How To Eat Like a Minimalist
Minimalism, according to The Minimalists, is a “tool that can assist in finding freedom”. It means living more with less. In today’s discussion, we indulge in living more with less food.
Our fridges and pantries are FULL of items. We tend to over shop, which leads to this notion that we must eat everything we've purchased. As a globe, we tend to be wasteful. According to Feeding America, it’s estimated that Americans waste up to 70 billion pounds of food per year.
When I lived in Japan, my mom walked to the store daily. In Asian cultures, it's very common to go to the store each day, pick up the freshest vegetables, meats and fish, head home and store food in a small pint-sized fridge. In our society, we shop big - big in quantity and big in money. Consider switching to a minimalistic diet, similar to Asian cultures where food is eaten sparingly and less waste is accumulated each year.
What you should have in your fridge at all times
I shop often. When I shop, I buy a few items at a time and try avoid what I refer to as “overcrowding of the fridge”. Here are a few items I always have in my fridge: cage-free eggs, turkey bacon, apples, one condiment (pick your favorite), lemon juice, chives (or one fresh herb, ghee, rice and protein (pick your favorite). These simple ingredients are can be mixed, molded and curated into simple dishes. Anything more than this will overcrowd the fridge.
Ghee and white rice mixed together make a great, simple breakfast. While it may not sound like breakfast, it fits the minimalistic approach to eating. Eat simple foods of simple colors without the glam. Have a bowl of bone broth with carrots and celery if you don't mind a savory flavor. Drink warm or lukewarm water each morning to light your digestive fire.

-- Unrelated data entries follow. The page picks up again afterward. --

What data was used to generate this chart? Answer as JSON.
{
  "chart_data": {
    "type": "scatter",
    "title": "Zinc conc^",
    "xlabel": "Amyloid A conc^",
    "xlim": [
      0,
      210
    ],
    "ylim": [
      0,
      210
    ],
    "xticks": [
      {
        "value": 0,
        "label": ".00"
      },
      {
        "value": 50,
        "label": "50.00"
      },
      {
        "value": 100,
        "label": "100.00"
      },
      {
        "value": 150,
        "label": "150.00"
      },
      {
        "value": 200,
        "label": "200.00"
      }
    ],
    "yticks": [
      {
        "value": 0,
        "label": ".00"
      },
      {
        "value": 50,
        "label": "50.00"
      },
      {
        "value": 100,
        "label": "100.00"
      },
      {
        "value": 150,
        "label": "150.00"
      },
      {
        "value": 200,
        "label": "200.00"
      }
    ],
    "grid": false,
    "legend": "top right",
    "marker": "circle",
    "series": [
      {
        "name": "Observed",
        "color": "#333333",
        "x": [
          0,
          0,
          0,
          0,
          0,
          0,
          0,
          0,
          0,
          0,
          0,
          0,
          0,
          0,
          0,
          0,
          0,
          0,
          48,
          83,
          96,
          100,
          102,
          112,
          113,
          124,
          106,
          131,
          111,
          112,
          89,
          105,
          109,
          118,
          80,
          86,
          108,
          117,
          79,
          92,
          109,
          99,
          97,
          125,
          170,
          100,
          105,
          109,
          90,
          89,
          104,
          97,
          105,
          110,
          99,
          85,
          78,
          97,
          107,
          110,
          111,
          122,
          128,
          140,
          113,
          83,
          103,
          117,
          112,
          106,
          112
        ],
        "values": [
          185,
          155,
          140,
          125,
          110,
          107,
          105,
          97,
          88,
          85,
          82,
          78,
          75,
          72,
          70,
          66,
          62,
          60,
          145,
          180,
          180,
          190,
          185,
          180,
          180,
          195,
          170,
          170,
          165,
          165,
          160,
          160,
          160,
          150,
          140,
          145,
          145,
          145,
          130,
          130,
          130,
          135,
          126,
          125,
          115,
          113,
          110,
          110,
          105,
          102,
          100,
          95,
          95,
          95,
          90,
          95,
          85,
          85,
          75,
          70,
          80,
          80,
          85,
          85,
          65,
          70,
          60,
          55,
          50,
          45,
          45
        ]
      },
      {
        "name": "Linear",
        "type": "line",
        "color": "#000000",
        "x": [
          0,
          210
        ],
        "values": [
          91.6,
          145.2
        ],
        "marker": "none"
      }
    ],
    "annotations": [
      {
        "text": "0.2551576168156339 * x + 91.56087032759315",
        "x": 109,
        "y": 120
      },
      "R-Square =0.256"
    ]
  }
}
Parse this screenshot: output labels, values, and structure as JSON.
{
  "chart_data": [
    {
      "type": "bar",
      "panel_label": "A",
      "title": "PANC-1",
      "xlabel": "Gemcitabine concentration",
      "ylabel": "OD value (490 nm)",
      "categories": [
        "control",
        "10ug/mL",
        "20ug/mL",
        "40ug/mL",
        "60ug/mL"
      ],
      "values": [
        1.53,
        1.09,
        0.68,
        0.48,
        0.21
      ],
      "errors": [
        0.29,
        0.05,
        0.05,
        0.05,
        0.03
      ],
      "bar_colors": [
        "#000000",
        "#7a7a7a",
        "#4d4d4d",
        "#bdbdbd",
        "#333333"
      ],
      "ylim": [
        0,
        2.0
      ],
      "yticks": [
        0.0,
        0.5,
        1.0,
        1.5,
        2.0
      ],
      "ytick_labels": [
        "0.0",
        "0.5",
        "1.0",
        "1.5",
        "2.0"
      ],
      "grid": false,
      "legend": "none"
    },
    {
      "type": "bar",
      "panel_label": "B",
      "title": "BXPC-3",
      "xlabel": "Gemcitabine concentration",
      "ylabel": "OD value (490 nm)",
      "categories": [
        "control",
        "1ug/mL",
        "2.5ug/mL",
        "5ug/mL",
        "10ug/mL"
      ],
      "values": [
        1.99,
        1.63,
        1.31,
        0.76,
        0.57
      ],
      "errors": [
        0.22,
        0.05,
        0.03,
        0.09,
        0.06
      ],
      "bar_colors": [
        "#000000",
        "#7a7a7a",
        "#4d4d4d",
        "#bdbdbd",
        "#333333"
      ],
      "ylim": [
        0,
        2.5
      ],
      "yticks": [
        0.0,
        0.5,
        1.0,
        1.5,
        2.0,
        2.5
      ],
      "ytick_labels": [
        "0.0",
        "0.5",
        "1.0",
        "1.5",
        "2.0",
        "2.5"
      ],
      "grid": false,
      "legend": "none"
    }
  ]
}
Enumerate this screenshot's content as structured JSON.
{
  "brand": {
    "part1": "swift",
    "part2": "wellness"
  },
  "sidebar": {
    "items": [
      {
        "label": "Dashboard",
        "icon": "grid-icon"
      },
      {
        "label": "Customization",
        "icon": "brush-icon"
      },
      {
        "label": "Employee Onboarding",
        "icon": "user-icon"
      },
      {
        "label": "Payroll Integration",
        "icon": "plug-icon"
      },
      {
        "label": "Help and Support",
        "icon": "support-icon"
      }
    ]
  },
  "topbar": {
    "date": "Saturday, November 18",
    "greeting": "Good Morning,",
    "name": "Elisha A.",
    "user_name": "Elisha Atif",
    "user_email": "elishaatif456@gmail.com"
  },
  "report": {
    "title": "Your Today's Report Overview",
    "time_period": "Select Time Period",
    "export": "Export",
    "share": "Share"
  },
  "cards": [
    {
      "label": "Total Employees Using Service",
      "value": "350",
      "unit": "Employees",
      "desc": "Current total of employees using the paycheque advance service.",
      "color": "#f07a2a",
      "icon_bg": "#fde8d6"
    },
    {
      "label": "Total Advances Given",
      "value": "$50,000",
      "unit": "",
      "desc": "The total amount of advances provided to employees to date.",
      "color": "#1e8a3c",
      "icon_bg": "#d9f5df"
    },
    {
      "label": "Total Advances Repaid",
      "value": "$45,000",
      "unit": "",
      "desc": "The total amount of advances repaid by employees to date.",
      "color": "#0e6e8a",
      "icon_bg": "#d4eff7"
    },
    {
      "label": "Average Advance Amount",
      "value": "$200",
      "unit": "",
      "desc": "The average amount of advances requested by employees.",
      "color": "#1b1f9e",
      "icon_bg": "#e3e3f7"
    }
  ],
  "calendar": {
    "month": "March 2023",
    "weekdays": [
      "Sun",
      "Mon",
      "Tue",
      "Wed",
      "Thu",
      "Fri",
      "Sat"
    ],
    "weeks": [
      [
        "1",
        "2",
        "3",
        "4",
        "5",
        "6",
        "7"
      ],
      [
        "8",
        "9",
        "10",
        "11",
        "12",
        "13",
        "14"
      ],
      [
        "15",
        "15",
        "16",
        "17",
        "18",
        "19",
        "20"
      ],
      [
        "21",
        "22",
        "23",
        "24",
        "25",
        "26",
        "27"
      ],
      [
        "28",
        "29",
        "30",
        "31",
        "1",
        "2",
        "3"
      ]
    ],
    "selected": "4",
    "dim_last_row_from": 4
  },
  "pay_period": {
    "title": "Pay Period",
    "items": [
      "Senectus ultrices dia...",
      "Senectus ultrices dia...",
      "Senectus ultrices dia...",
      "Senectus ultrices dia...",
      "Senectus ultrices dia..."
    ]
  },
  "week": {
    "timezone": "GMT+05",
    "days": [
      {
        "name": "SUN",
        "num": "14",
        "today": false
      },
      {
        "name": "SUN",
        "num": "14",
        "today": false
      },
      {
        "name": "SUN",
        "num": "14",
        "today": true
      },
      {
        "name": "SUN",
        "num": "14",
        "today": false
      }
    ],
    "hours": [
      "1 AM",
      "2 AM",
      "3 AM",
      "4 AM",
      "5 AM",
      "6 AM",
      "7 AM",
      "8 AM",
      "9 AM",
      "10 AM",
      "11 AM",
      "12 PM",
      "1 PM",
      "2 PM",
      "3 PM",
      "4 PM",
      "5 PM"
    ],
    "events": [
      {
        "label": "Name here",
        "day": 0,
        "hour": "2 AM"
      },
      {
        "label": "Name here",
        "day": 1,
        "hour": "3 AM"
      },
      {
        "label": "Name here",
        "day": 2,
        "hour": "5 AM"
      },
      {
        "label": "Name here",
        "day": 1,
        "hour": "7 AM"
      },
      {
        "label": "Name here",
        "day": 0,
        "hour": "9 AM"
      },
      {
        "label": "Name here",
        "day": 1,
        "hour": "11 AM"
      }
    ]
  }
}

Lunch is a great opportunity to be creative. According to Ayruveda (a non-traditional and holistic approach to life), lunch should be the largest meal of the day, allowing for your body to fully digest. Curried green beans and kidney beans are the perfect mix of protein and greens. I'm a big fan of curry sauces. They're pre-made with only a few ingredients you can pronounce. Here are a few of my favorites: Madras Curry, Tikka Masala and Frontier Curry Powder.
While it's nice to play around with dinner meals, they don't have to be decked out with bells and whistles. I refer to a simple dinner as one including three items (a protein, a vegetable and a healthy sauce). Simmer and boil dinner foods instead of following a fancy recipe such as boiling broccoli and adding a hint of lemon. Simmer salmon with a teaspoon of pepper and Himalayan sea salt. There, all done!
It’s possible to eat like a minimalist. Start slow and give yourself a break. In a culture where we are subjected to large portions and hundreds of brands of food, it’s challenging to narrow your food focus.